The National Endowment for the Arts (NEA) on Monday announced the 79 recipients of its 2018-2019 NEA Big Read grants, which total more than $1 million this year. The grants will go to schools, libraries, and arts organizations in 34 states plus Puerto Rico to host reading projects on 25 selected works of literature.

2018 Pannell winners at BookExpo
At BookExpo, the 2018 Pannell Awards were presented to staff from the winning bookstores.

The Women’s National Book Association (WNBA) officially presented the 2018 Pannell Awards at BookExpo in New York City. Staff from the winning stores — Northshire Bookstore in Saratoga Springs, New York, and Manchester Center, Vermont, and Red Balloon Bookshop in St. Paul, Minnesota — were present at the Children’s Book & Author Breakfast to receive their awards. The winners were originally announced in April.

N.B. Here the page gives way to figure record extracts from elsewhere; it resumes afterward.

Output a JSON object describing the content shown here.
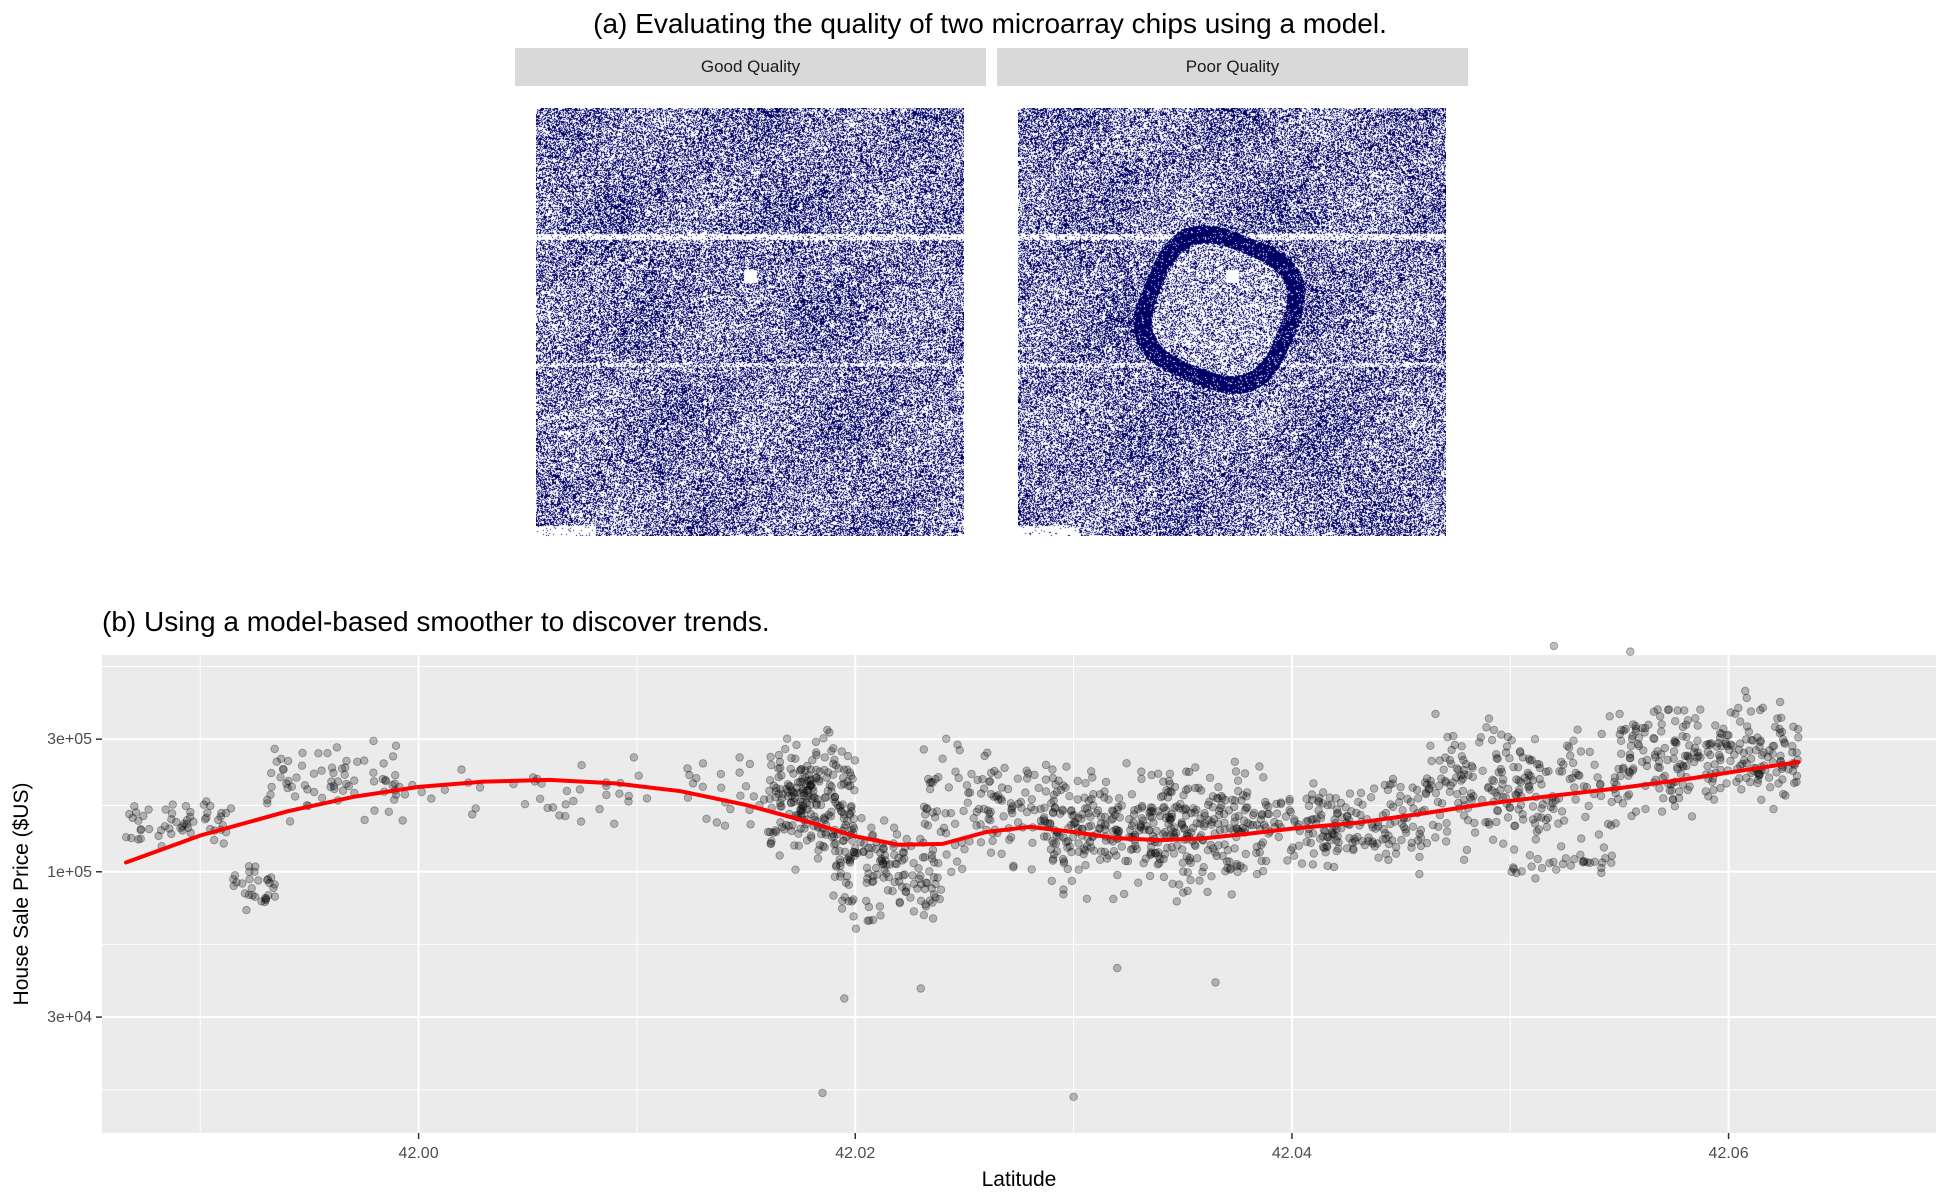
{
  "panel_a": {
    "title": "(a) Evaluating the quality of two microarray chips using a model.",
    "facets": [
      {
        "label": "Good Quality",
        "ring": false
      },
      {
        "label": "Poor Quality",
        "ring": true
      }
    ],
    "pixel_color": "#000066"
  },
  "chart_data": {
    "type": "scatter",
    "title": "(b) Using a model-based smoother to discover trends.",
    "xlabel": "Latitude",
    "ylabel": "House Sale Price ($US)",
    "xlim": [
      41.9855,
      42.0695
    ],
    "ylim_log10": [
      4.06,
      5.78
    ],
    "y_scale": "log10",
    "x_ticks": [
      42.0,
      42.02,
      42.04,
      42.06
    ],
    "x_tick_labels": [
      "42.00",
      "42.02",
      "42.04",
      "42.06"
    ],
    "y_ticks": [
      30000,
      100000,
      300000
    ],
    "y_tick_labels": [
      "3e+04",
      "1e+05",
      "3e+05"
    ],
    "point_color": "#000000",
    "point_alpha": 0.25,
    "smoother_color": "#ff0000",
    "panel_background": "#ebebeb",
    "grid": true,
    "smoother": {
      "x": [
        41.9866,
        41.99,
        41.994,
        41.997,
        42.0,
        42.003,
        42.006,
        42.009,
        42.012,
        42.015,
        42.018,
        42.02,
        42.022,
        42.024,
        42.026,
        42.028,
        42.03,
        42.032,
        42.034,
        42.036,
        42.038,
        42.04,
        42.043,
        42.046,
        42.049,
        42.052,
        42.055,
        42.058,
        42.061,
        42.0632
      ],
      "y": [
        108000,
        135000,
        165000,
        186000,
        202000,
        211000,
        214000,
        208000,
        195000,
        174000,
        150000,
        134000,
        125000,
        126000,
        139000,
        145000,
        139000,
        132000,
        130000,
        132000,
        137000,
        143000,
        150000,
        162000,
        176000,
        188000,
        200000,
        215000,
        234000,
        248000
      ]
    },
    "clusters": [
      {
        "x": [
          41.9866,
          41.9915
        ],
        "y_log10": [
          5.05,
          5.3
        ],
        "n": 55
      },
      {
        "x": [
          41.9915,
          41.9935
        ],
        "y_log10": [
          4.85,
          5.05
        ],
        "n": 30
      },
      {
        "x": [
          41.993,
          41.999
        ],
        "y_log10": [
          5.15,
          5.5
        ],
        "n": 70
      },
      {
        "x": [
          41.999,
          42.007
        ],
        "y_log10": [
          5.15,
          5.4
        ],
        "n": 25
      },
      {
        "x": [
          42.007,
          42.016
        ],
        "y_log10": [
          5.1,
          5.5
        ],
        "n": 40
      },
      {
        "x": [
          42.016,
          42.02
        ],
        "y_log10": [
          4.95,
          5.55
        ],
        "n": 240
      },
      {
        "x": [
          42.019,
          42.024
        ],
        "y_log10": [
          4.75,
          5.25
        ],
        "n": 140
      },
      {
        "x": [
          42.023,
          42.03
        ],
        "y_log10": [
          4.9,
          5.55
        ],
        "n": 150
      },
      {
        "x": [
          42.029,
          42.038
        ],
        "y_log10": [
          4.85,
          5.45
        ],
        "n": 380
      },
      {
        "x": [
          42.038,
          42.046
        ],
        "y_log10": [
          4.95,
          5.4
        ],
        "n": 210
      },
      {
        "x": [
          42.046,
          42.055
        ],
        "y_log10": [
          5.0,
          5.6
        ],
        "n": 230
      },
      {
        "x": [
          42.05,
          42.055
        ],
        "y_log10": [
          4.95,
          5.1
        ],
        "n": 30
      },
      {
        "x": [
          42.055,
          42.0632
        ],
        "y_log10": [
          5.15,
          5.7
        ],
        "n": 260
      }
    ],
    "outliers": [
      {
        "x": 42.0185,
        "y": 16000
      },
      {
        "x": 42.03,
        "y": 15500
      },
      {
        "x": 42.052,
        "y": 650000
      },
      {
        "x": 42.0555,
        "y": 620000
      },
      {
        "x": 42.0195,
        "y": 35000
      },
      {
        "x": 42.023,
        "y": 38000
      },
      {
        "x": 42.032,
        "y": 45000
      },
      {
        "x": 42.0365,
        "y": 40000
      }
    ]
  }
}
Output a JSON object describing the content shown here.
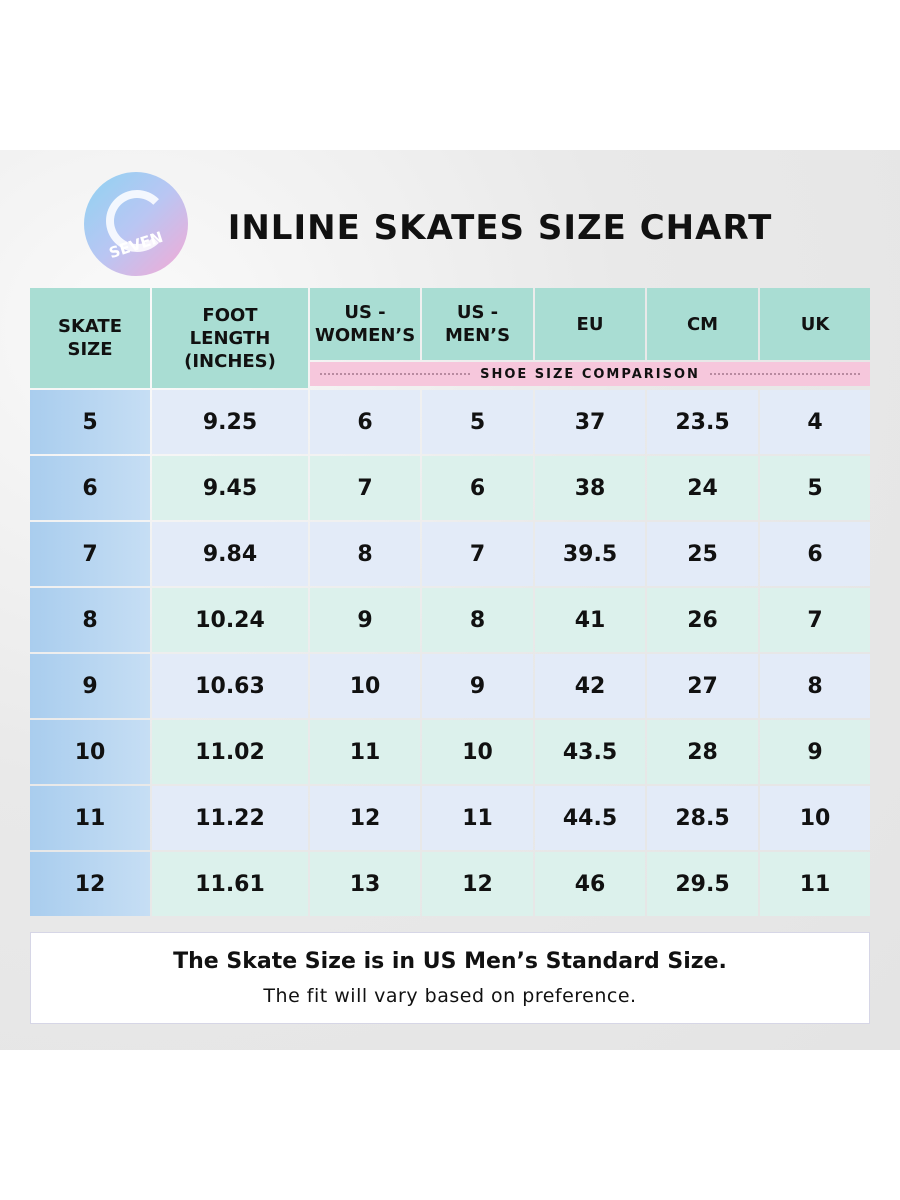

The winners of the Lambda Literary Awards were announced on June 4 at the 30th annual “Lammys.” Edmund White and Roxane Gay received the night’s Trustee and Visionary Awards, respectively; Lammy winners in 23 categories include, for lesbian fiction, Carmen Maria Machado’s Her Body and Other Parties (Graywolf Press); for gay fiction, After the Blue Hour by John Rechy (Grove Press); for bisexual nonfiction, Hunger by Gay (HarperCollins); and for LGBTQ nonfiction, How We Get Free by Keeanga-Yamahtta Taylor (Haymarket Books).

The Jewish Book Council’s 2018 Sami Rohr Prize for Jewish Literature was awarded to If All the Seas Were Ink (St. Martin’s Press), the 2017 memoir by Ilana Kurshan. As the winner, Kurshan will receive $100,000 in prize money.